In contrast, when you send multiple http requests in parallel, regardless of what backend service you are running, it will always operate concurrently. A rails backend will use multiple processes or threads as needed, Node will use it’s async IO to handle each request, Go will use it’s full concurrency to process requests, and all of them will scale out to other servers if they are behind a load balancer.

This also makes the api simpler and easier to understand. Instead of having endpoints that are buckets of random information, you can see what data is being retrieved by it’s endpoint. Maybe not pure REST, but something very close to it. This, in turn, makes the api more flexible. When the design is updated to exclude twitter from a profile page, the client can just stop requesting it. In the first, combinded approach, that info would likely need to remain in the api so that apps that haven’t been updated yet, or user’s that haven’t updated yet, will continue to work.

Clients also have the flexibility of progressively loading views as data becomes available. We already do this regularly with profile photos. It is almost unheard of to have a profile screen that doesn’t show you information about a person until their profile pic has loaded. Instead we show what we have and display the image when it’s available. We can do the same thing with our api responses, especially if the information at the top of the screen loads first (and it often does because the data is simpler). In this case, the data that is still be loaded is likely “below the fold” and not visible until the user scrolls anyway.
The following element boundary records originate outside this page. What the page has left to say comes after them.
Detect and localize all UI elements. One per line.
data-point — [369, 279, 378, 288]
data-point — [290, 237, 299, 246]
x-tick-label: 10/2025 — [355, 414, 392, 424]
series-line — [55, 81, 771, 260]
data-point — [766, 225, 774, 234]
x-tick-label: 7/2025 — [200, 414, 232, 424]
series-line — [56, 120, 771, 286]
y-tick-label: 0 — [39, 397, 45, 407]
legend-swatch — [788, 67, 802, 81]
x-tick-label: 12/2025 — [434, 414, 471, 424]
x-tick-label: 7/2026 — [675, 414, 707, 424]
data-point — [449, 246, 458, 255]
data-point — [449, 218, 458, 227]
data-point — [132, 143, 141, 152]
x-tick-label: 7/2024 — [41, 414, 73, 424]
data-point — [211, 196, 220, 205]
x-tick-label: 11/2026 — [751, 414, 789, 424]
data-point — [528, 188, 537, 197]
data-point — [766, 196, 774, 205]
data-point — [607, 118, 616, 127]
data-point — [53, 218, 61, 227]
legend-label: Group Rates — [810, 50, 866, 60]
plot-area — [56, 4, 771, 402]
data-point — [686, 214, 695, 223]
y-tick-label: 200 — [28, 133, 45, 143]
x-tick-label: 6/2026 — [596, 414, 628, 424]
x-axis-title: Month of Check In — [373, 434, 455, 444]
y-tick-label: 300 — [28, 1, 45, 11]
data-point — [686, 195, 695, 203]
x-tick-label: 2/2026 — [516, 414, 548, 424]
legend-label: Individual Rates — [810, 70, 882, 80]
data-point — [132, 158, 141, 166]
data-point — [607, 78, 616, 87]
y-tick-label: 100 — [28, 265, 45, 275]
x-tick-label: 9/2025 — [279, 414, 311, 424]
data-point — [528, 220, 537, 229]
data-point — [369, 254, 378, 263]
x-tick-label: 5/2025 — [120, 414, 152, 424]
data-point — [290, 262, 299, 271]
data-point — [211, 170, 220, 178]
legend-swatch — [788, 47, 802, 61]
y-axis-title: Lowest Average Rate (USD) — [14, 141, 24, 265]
Finally, not all data is equal. In a modern client side app, you can (and should) cache api responses for quicker viewing, even if it’s just in memory. When a user lands on a page, if there is data already in the cache, you can show that again, and either asynchronously request a more up to date version or just avoid another request entirely if it hasn’t been very long since the cached version was loaded. But, some data isn’t updated as frequently as other data. Or it might be shared between pages. General site wide information that is needed to render a profile page only needs to be loaded the first time you visit a profile. Then on other profile pages you can just re-use what you already have cached. Or, you might have some data that changes frequently and you want to load that every time the user views a profile, but things like name and address are likely to remain the same for a while.

When to avoid separate endpoints

Of course, it’s not always a great idea to break everything up.

If a request is dependent on another request, it’s best to combine them. For instance, if you really needed to know the last meeting for each of a users groups, if it wasn’t included in the list of groups you would need to first request the list of groups and then independently look up each groups last meeting after that requests loads.

If it can be combined into a single SQL satement (or equivalent), you’re probably better off just including it. Most db servers are still using a serial protocol just like HTTP/1.1 was, but more importantly can optimized combined queries better than they can individual ones.